Large Receive Offloading LRO

From NovaOrdis Knowledge Base
Jump to navigation Jump to search

Internal

Overview

Large Receive Offloading (LRO), is a feature in a suite of offloading features of modern networking interfaces wherein specific work on incoming frames can be performed before it arrives at any software component such as a driver by being handled on the device, or in this case, virtual device of the hypervisor.

Specifically LRO is used to reduce CPU time spent processing incoming TCP frames on the operating system's kernel by having the network card collect many frames, aggregate them into one large frame by combining headers and doing correct calculations to ensure consistancy of the data as well as each protocol header, and passing one very large frame to the kernel instead of many smaller ones. This will in turn require only a single cycle of packet processing for the subsequent data as only one frame with a significantly larger payload can be processed with a single header to the data, requiring less work on the CPU directly and more work on the network card.

The benefit is that we delegate work to the network interface to do this before it is received by the kernel and have a potential for some CPU gain, wherein the kernel can spent that time it would have spent processing headers on other tasks. In reality, although this may be a potential gain, many network card vendors (and virtual network card vendors) have had issues with LRO both in hardware and in driver-space.
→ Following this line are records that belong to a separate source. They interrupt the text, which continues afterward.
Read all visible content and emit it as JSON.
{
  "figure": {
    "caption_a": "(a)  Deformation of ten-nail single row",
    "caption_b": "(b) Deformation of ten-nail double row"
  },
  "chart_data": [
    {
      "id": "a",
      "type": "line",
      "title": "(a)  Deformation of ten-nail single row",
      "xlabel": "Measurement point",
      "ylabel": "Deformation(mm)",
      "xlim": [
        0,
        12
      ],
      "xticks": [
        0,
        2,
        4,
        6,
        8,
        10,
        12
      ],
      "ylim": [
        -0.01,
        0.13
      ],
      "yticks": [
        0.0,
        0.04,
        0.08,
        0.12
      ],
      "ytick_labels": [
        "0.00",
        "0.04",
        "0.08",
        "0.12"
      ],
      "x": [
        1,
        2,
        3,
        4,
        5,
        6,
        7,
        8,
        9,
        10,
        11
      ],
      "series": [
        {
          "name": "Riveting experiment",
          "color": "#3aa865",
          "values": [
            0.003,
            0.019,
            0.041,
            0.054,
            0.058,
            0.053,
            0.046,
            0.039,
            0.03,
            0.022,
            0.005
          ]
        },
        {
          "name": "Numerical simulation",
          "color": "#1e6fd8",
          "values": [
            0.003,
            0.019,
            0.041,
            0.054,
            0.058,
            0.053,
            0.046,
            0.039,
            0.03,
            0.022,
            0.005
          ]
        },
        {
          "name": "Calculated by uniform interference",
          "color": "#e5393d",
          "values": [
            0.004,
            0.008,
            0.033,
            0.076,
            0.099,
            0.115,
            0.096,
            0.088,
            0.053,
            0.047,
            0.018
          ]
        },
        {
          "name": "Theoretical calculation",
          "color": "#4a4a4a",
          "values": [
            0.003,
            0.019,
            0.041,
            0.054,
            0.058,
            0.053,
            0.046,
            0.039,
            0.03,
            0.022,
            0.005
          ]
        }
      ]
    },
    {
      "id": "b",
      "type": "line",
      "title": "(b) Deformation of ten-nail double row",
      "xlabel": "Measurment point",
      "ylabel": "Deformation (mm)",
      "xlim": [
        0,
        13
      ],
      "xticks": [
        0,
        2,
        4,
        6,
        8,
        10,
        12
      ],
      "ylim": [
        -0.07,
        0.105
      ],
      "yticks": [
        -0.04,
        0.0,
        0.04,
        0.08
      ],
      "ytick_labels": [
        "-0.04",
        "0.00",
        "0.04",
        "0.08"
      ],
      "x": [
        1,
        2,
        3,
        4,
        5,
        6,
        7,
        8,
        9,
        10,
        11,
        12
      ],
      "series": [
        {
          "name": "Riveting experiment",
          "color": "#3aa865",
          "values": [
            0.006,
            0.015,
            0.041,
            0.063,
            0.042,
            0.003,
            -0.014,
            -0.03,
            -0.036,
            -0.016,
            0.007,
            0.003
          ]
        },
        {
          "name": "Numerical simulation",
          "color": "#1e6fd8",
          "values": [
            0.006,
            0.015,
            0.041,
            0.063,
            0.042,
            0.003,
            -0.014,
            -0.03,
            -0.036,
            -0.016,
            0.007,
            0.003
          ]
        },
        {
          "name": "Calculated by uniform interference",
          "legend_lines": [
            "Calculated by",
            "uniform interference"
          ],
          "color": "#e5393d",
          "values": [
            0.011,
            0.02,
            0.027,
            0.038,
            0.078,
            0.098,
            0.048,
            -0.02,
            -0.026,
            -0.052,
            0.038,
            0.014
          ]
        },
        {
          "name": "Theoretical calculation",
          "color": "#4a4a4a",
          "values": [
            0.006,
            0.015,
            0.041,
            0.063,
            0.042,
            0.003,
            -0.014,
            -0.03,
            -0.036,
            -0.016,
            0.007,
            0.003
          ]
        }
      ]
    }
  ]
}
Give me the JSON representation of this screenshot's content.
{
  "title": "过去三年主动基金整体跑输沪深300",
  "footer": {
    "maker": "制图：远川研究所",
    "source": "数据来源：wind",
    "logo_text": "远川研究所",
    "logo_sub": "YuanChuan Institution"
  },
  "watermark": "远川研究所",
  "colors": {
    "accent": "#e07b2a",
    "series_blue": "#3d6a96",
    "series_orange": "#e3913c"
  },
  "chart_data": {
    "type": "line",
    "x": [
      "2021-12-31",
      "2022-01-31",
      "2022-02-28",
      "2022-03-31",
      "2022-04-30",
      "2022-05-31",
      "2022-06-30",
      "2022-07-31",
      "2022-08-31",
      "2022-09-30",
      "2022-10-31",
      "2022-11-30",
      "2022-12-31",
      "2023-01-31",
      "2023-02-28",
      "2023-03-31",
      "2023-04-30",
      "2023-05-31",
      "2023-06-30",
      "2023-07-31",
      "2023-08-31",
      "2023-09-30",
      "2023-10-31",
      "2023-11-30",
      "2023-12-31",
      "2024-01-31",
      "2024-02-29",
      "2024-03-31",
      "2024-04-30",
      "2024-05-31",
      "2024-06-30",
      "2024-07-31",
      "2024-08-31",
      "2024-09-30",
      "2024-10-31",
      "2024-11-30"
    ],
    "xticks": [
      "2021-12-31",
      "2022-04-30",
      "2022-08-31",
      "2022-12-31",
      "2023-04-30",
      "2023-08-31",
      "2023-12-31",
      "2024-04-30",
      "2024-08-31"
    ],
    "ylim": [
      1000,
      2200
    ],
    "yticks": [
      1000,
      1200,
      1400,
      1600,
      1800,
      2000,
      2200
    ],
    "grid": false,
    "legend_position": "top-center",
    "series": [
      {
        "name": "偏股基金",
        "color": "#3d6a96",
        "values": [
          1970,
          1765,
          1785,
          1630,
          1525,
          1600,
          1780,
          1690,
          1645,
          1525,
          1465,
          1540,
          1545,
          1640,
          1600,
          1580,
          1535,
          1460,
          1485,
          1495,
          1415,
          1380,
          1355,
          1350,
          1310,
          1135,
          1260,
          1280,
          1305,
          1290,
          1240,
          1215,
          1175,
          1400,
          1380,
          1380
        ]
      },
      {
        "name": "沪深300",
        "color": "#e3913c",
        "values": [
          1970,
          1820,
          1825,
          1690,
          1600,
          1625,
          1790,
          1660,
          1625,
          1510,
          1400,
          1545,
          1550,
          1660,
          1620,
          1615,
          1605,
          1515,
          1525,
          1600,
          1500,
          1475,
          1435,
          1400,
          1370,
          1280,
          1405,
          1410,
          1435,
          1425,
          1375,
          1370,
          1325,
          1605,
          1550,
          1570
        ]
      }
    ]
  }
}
The impact of keeping LRO disabled is really the impact of normal operation, without CPU offload benefit. Although it is not possible to provide any numbers on potential gain of CPU time without understanding a traffic profile and doing extensive debugging and testing in a non-production environment, keeping it disabled should not be deleterious as we would process those frames normally on a network interface that had no LRO traffic, so the benefit is usually minimal.